Mounties joined investigators with the B.C. College of Nurses and Midwives on Tuesday as they searched the home of a woman who's been the subject of numerous court orders and spent time in jail for acting as an illegal midwife.
A public notice from the college says it obtained an order last week allowing it to search the Duncan, B.C., residence of Gloria Lemay and seize evidence of unauthorized midwifery.
The college alleges that, despite a permanent court injunction first issued against Lemay in 2000 and updated in 2018, it has received reports that she continues to hold herself out as a birth attendant and may be acting as a midwife.
"Gloria Lemay is not, and has never been, a registrant of BCCNM and is not entitled to practise midwifery in British Columbia," the notice says.
"The BCCNM will review the evidence seized and determine the next steps to be taken against Ms. Lemay."
CBC has contacted Lemay for comment.
Lemay has a long history of defying court orders related to the illegal practice of midwifery, which has resulted in jail time for contempt of court. She's also come under scrutiny related to the deaths of a newborn and a fetus in her care.
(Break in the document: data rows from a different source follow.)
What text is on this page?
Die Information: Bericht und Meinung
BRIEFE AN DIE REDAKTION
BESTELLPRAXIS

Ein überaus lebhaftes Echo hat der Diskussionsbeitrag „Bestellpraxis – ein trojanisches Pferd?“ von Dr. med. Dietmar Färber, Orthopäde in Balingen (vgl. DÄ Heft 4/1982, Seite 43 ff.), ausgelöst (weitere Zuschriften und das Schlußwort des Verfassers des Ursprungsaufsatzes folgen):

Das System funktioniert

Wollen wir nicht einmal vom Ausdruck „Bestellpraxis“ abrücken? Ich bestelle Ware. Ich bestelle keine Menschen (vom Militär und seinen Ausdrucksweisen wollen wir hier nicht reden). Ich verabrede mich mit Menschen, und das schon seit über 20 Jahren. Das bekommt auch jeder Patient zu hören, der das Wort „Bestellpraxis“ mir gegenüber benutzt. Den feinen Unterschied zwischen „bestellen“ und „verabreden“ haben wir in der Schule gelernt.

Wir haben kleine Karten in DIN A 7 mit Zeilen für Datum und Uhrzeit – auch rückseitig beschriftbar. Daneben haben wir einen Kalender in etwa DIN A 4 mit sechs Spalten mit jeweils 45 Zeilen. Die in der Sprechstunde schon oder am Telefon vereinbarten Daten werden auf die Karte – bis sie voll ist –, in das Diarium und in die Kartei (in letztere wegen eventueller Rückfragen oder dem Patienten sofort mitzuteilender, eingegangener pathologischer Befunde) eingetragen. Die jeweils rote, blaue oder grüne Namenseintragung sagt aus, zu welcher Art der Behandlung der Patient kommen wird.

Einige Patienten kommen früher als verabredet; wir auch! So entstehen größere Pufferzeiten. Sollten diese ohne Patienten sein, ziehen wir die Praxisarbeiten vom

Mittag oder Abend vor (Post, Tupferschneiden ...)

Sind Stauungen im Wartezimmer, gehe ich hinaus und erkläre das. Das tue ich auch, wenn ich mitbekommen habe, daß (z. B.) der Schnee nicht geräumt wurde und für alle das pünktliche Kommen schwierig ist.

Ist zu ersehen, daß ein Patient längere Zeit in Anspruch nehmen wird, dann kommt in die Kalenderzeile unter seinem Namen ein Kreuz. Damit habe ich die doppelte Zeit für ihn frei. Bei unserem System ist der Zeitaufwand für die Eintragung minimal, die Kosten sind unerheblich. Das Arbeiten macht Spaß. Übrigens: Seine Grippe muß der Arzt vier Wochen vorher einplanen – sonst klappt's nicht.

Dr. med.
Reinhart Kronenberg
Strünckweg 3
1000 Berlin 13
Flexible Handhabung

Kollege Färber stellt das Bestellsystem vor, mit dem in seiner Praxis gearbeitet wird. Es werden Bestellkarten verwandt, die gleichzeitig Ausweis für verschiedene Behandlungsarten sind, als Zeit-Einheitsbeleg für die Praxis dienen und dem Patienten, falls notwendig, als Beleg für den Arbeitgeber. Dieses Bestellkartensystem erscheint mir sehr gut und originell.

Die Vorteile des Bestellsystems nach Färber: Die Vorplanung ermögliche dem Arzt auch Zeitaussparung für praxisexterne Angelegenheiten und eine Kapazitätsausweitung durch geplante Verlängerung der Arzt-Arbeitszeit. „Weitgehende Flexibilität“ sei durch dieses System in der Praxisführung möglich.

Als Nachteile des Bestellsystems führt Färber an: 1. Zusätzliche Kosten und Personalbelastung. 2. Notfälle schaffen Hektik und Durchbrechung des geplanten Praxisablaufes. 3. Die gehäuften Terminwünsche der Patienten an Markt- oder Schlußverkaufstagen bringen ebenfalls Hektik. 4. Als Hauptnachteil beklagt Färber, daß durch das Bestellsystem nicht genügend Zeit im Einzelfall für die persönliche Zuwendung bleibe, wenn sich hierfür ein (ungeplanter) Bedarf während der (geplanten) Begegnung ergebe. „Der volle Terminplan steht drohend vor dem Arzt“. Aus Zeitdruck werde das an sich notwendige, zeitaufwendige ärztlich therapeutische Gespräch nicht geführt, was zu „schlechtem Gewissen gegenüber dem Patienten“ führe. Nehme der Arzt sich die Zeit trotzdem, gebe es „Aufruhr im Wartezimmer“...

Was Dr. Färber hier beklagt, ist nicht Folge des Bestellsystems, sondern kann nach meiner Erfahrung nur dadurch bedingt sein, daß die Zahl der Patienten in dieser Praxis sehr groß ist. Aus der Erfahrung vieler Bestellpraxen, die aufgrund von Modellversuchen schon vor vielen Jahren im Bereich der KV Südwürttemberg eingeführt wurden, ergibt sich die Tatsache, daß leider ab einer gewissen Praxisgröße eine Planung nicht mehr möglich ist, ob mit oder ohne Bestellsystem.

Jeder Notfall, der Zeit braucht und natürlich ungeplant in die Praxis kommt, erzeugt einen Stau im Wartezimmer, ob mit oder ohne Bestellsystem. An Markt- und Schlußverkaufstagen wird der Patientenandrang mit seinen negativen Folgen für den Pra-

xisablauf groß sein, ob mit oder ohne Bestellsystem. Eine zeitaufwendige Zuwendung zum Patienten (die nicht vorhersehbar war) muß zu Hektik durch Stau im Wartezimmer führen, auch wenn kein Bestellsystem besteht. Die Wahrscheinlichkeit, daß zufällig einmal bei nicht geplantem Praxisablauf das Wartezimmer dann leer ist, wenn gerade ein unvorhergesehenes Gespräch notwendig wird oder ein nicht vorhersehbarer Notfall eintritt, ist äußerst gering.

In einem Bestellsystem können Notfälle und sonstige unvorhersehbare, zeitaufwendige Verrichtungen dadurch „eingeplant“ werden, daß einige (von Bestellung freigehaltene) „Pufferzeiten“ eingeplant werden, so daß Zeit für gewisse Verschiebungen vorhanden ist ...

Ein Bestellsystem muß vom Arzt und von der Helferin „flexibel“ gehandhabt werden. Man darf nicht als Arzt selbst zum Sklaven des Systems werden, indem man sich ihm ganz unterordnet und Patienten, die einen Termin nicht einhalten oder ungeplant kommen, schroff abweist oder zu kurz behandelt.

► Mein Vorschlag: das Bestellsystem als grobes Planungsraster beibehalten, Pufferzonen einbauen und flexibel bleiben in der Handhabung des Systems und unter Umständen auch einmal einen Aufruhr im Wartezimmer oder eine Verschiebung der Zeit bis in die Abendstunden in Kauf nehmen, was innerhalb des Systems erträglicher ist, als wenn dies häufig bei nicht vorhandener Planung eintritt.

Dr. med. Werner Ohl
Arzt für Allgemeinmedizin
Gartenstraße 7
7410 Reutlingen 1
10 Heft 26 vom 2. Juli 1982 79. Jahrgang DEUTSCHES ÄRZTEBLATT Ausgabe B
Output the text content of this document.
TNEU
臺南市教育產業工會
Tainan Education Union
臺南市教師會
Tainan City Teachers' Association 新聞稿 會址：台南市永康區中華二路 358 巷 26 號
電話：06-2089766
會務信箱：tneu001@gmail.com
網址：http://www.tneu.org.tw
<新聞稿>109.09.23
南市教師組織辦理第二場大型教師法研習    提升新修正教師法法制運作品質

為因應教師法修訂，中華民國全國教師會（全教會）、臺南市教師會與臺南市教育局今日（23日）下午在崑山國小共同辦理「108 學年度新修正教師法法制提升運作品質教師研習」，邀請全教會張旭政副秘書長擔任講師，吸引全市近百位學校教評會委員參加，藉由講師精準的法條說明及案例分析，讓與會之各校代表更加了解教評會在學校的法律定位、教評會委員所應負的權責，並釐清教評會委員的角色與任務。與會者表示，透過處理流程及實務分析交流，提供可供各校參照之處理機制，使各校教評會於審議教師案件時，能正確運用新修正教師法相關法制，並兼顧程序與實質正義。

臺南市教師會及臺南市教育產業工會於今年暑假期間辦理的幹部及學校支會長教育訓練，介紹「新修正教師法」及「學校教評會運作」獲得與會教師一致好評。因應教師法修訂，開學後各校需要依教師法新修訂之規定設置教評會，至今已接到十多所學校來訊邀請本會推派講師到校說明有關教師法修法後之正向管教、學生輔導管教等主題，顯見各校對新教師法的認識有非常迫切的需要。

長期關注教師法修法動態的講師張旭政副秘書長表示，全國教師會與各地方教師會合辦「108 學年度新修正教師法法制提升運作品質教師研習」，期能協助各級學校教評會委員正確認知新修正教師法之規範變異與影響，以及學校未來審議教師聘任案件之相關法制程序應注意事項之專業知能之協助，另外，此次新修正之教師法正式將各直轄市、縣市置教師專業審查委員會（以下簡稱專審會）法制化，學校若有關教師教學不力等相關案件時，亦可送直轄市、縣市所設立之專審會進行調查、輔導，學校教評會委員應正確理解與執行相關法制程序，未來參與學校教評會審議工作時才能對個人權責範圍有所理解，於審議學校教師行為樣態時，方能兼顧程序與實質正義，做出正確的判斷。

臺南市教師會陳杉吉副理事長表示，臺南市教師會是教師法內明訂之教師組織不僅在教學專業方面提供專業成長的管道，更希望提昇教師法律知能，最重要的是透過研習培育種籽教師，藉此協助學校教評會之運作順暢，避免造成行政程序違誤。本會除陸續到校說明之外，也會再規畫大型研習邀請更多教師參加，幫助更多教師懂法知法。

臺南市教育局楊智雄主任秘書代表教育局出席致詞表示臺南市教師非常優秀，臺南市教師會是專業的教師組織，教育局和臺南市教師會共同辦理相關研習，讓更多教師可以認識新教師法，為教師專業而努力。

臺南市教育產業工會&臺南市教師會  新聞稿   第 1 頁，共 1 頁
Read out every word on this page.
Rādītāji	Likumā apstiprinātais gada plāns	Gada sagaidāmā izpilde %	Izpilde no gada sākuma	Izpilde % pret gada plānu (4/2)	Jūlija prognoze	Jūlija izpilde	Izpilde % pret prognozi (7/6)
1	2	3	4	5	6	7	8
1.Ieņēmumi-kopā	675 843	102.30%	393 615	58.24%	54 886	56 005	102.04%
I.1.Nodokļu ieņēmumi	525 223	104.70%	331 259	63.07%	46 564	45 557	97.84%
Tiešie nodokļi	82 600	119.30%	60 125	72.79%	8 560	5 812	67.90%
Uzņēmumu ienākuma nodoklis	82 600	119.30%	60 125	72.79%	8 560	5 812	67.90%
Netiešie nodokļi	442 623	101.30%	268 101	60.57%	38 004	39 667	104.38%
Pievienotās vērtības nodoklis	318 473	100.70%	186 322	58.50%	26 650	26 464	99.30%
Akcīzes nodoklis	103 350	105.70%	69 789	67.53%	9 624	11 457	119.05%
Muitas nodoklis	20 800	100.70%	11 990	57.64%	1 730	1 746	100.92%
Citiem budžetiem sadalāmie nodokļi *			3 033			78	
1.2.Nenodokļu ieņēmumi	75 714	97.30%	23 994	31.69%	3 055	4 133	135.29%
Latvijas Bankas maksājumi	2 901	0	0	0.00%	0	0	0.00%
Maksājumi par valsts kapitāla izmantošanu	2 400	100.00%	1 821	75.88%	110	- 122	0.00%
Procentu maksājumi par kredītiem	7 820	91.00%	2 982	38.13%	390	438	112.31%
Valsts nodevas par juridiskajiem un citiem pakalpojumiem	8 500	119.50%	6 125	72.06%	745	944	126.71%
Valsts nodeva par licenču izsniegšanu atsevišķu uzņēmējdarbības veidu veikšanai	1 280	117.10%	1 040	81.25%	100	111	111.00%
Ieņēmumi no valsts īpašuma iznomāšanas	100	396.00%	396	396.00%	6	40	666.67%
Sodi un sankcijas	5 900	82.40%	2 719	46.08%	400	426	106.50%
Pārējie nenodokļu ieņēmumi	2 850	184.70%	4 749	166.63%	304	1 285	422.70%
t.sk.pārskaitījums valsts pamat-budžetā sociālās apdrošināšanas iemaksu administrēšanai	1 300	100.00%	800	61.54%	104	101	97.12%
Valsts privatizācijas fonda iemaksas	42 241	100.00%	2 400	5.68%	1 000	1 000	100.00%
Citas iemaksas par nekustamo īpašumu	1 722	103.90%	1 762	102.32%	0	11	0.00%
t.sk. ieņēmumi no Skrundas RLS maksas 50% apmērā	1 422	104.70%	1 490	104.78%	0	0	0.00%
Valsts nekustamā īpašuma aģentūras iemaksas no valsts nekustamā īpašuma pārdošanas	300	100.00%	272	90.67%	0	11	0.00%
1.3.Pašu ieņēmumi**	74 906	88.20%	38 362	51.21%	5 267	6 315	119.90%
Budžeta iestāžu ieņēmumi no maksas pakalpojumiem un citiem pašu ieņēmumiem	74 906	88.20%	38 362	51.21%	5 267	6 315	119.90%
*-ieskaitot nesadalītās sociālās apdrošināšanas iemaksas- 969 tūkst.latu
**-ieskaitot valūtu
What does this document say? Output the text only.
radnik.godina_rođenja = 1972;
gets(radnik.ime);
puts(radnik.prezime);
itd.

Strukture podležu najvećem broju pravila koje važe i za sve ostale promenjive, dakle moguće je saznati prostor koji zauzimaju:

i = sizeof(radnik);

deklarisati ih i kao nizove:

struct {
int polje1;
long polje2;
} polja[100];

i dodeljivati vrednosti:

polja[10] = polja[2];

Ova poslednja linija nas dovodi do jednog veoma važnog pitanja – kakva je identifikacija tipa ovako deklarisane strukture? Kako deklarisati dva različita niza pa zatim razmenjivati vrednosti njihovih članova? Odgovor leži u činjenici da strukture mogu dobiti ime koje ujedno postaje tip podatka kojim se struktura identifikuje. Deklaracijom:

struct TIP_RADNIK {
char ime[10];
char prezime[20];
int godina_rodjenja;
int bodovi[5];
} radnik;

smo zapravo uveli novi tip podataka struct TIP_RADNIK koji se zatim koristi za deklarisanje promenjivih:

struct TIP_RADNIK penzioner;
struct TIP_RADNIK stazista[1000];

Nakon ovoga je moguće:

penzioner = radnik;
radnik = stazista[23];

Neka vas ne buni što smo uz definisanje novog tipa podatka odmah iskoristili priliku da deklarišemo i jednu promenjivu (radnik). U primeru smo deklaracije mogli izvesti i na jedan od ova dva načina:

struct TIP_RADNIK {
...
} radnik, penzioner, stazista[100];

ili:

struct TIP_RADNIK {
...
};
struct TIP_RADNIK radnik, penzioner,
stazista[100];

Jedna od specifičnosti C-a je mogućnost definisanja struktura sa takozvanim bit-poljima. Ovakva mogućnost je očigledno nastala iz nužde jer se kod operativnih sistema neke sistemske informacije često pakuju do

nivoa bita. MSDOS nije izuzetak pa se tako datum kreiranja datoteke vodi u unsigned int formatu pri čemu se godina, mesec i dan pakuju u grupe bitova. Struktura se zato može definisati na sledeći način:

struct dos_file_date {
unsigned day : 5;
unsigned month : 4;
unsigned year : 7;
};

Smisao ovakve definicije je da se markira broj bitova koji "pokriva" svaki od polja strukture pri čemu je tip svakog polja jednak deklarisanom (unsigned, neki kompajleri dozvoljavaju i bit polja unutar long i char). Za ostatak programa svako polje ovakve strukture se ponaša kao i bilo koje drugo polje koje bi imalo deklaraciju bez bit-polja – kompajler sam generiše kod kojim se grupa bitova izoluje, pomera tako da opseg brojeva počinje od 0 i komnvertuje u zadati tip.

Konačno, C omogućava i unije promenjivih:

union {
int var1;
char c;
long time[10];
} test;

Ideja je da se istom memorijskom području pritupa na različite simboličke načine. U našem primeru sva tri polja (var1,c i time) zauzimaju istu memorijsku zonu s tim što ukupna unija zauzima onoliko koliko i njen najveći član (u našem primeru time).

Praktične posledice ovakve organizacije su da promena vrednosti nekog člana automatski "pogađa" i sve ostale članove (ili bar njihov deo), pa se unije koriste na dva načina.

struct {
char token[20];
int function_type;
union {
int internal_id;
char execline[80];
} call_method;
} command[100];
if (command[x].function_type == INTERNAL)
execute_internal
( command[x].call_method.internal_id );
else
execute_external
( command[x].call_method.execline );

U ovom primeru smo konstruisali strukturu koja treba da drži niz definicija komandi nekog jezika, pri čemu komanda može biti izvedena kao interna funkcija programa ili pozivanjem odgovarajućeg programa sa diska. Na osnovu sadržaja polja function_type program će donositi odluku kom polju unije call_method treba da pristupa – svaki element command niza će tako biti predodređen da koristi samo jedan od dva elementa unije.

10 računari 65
On her website, Lemay describes herself as a "childbirth activist." She currently advertises doula training sessions and blogs about her opposition to regulated midwifery.
Jail time, death investigations
The 2018 B.C. Supreme Court injunction order says Lemay is permanently prohibited from calling herself a midwife or acting as a midwife.
After the decision came down, she announced on Facebook that she was retiring from assisting with births, explaining that she was now in her 70s.
That followed more than two decades of defying B.C.'s regulations for midwives.
Lemay has said she refuses to become a licensed midwife because she doesn't agree with the college's policies, which include recommending vitamin K for newborns and inducing labour in certain patients.
In 2002, she was sentenced to five months in jail for taking part in 10 home births after a conviction for criminal contempt of court. At the time, she was charging $2,500 per birth, according to the college.
Gloria Lemay speaks to reporters in 1991 after her conviction for criminal negligence causing death was overturned by the Supreme Court of Canada. (CBC)
She was also found guilty of contempt of court in 1995 for refusing to answer questions during a coroner's inquest into the death of a newborn she had delivered. The three-day-old baby, Eli Foidl-Gosnell, died from an E. coli infection.
Lemay was charged with criminal negligence causing death after a fetus died during delivery in 1985. She was found guilty in B.C. Supreme Court, but later acquitted on appeal after the Supreme Court of Canada ruled she couldn't be convicted because a fetus isn't a legal person.
News of this week's search at Lemay's home comes after the college issued a warning in November about the unauthorized practice of midwifery.
The public advisory said the college has seen a spike in complaints, and some reports of "tragic outcomes — including death" related to unqualified practitioners.
It has also issued a number of notices about women believed to be offering illegal midwife services across B.C. The most recent concerns Lucy Hope Crawley, who may be operating in the Fraser Valley.